The man gets his boat, and the cleaning woman becomes the first member of the crew, but they have no luck in recruiting other sailors for his voyage, for they all insist that there are no more unknown islands.

Even at its simplest, Saramago's writing tilts at deeper meanings. The voyage in pursuit of unknown islands serves in his book as a metaphor for self-discovery. He plays on the well-known saying that no man (or every man, depending on whether the speaker wants to insist that man is inextricably connected to society, or there is always a core to him that is inaccessible to others) is an island when he has his protagonist insist that "you have to leave the island in order to see the island, that we can’t see ourselves unless we become free of ourselves." We might say that this is one of the things great narrative art does: to allow us, through an extended empathetic engagement in the lives of others, to become free of ourselves, to leave our own islands (as I suggest in this post and this one).

A great deal more happens that night: the man realises he is falling in love with the cleaning-woman, and later he sees a dream in which a lot of fantastical things happen. Saramago's finish is wholly in keeping with the playful, whimsical spirit of his story. The next morning…
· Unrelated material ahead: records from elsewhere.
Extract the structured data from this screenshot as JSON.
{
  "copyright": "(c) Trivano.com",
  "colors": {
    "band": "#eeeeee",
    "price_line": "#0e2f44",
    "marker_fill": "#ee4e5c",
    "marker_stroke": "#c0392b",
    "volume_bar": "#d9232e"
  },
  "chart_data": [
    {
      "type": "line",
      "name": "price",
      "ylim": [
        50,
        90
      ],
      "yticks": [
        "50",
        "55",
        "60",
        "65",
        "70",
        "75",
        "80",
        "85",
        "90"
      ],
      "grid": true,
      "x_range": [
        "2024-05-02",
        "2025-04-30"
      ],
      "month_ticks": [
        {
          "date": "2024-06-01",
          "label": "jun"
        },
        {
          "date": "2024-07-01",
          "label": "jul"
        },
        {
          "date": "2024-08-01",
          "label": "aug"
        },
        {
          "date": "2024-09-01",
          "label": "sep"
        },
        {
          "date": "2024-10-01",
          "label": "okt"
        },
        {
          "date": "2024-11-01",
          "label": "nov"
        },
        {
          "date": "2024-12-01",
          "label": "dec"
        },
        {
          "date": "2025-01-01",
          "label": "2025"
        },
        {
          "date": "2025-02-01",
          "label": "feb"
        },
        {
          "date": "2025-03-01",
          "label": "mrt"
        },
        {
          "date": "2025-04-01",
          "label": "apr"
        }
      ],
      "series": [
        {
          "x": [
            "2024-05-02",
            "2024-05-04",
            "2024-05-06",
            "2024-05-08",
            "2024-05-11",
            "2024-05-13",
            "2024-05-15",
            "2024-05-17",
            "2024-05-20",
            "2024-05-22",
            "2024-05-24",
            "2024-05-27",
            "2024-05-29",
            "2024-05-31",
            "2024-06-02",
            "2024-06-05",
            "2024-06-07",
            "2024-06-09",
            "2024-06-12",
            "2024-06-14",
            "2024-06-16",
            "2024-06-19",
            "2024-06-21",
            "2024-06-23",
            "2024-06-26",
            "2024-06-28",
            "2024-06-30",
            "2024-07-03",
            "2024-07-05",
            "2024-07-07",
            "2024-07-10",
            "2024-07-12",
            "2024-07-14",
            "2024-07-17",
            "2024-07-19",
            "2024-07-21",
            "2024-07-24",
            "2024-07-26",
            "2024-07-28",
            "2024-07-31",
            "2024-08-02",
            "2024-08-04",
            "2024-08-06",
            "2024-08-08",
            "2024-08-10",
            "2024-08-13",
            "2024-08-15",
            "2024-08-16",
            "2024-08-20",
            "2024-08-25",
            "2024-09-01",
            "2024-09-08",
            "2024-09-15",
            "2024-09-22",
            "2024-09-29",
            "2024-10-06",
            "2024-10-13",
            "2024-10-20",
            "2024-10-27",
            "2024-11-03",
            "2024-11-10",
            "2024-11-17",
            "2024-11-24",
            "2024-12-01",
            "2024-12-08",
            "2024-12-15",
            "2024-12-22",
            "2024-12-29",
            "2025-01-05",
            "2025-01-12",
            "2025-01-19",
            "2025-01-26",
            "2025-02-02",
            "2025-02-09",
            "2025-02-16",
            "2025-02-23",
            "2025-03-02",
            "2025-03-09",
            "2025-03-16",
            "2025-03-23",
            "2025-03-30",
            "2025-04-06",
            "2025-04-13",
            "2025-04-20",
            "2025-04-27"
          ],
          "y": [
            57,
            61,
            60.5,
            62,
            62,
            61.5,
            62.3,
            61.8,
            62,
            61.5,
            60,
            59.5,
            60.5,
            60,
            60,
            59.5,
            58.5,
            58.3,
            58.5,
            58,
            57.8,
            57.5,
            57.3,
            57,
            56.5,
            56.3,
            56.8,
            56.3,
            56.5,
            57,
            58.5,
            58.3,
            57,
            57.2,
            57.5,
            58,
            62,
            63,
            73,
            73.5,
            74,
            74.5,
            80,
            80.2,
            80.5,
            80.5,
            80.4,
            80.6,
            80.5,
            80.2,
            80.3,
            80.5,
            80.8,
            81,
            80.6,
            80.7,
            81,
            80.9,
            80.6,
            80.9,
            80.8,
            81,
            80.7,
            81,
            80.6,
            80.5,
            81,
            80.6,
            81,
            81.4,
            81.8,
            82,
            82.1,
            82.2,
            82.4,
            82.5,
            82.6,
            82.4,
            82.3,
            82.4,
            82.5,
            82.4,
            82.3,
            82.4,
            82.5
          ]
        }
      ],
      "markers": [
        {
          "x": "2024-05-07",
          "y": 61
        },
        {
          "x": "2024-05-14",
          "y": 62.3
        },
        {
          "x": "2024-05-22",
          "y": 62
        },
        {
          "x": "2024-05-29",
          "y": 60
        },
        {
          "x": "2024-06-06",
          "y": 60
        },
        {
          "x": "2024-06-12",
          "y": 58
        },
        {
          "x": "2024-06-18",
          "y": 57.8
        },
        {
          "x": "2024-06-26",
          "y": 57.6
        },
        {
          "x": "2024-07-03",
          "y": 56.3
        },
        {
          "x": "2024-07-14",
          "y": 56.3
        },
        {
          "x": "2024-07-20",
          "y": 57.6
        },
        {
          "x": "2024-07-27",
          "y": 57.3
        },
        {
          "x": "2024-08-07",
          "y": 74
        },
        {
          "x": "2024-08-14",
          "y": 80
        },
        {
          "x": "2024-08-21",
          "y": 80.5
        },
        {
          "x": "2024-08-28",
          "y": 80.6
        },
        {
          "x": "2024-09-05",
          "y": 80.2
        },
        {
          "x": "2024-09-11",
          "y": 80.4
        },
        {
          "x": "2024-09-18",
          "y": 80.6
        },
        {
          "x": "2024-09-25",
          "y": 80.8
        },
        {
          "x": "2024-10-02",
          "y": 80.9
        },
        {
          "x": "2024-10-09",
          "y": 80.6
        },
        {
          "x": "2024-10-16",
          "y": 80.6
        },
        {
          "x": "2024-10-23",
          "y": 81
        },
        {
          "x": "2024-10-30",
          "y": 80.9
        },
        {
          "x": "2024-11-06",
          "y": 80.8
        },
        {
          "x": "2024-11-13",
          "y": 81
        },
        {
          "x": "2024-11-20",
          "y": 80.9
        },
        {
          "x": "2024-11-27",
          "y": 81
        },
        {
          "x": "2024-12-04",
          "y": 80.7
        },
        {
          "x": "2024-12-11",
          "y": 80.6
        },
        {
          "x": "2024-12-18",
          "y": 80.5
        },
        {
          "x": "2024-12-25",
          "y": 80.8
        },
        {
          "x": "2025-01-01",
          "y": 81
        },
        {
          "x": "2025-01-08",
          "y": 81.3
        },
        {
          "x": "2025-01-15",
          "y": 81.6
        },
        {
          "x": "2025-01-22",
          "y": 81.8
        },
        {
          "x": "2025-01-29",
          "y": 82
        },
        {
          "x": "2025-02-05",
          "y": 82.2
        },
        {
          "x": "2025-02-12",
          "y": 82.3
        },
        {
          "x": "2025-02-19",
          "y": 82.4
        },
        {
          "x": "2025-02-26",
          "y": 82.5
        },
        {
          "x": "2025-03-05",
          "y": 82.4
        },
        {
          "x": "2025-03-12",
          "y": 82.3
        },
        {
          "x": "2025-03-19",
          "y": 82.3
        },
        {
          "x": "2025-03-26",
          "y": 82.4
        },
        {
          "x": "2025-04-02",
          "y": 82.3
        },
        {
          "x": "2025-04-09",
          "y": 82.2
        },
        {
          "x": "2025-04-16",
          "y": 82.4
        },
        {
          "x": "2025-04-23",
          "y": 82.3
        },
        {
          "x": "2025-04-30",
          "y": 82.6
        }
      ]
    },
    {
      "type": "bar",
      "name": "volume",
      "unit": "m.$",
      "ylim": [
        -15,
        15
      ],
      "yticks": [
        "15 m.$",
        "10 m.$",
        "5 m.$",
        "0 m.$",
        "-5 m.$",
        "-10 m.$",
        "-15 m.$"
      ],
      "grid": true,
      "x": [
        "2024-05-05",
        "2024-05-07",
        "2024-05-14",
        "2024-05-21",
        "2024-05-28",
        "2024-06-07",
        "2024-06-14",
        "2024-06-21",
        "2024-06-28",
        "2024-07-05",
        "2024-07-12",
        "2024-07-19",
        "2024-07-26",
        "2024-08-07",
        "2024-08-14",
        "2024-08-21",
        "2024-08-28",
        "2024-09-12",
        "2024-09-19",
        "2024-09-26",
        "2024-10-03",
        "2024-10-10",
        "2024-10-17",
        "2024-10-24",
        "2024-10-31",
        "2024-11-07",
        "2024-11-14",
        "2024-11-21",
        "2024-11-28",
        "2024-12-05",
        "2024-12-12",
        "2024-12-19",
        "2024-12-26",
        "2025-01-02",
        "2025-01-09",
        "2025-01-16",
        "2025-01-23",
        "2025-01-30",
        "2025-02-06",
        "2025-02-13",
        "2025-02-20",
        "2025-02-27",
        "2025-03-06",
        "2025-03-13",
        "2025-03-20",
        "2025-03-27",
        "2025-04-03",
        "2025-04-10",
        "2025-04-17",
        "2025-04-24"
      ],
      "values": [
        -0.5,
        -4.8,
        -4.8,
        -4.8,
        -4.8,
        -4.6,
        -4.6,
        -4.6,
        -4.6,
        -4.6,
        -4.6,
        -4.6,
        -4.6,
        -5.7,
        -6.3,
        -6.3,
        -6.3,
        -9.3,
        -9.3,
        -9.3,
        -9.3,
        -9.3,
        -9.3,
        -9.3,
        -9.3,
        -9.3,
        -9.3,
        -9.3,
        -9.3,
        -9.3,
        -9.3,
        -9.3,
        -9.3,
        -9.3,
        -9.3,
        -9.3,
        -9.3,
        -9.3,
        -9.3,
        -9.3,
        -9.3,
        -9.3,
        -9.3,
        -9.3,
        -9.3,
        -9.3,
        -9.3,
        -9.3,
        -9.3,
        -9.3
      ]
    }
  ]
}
…as soon as the sun had risen, the man and the woman went to paint in white letters on both sides of the prow the name that the caravel still lacked. Around midday, with the tide, The Unknown Island finally set out to sea, in search of itself.
Saramago was awarded the Nobel Prize in 1998. His wonderful Nobel lecture, "How Characters Became the Masters and the Author Their Apprentice", can be found here, and an autobiographical essay here. Since Saramago takes his politics so seriously, here is an extract from a speech made by him in 2002, "For Whom The Bell Tolls", and here is an essay called "Reinventing Democracy" written in 2004. Julian Evans provides an excellent survey of Saramago's life and work here, and Philip Hensher has a very fine piece on literary endings here.

1 comment:

The quirk said...

I came to your blog through Saramago, my love for the writer. I have been asking many around if they have read him and all I get is stares. Loved what you wrote and thanks for introducing me to many books.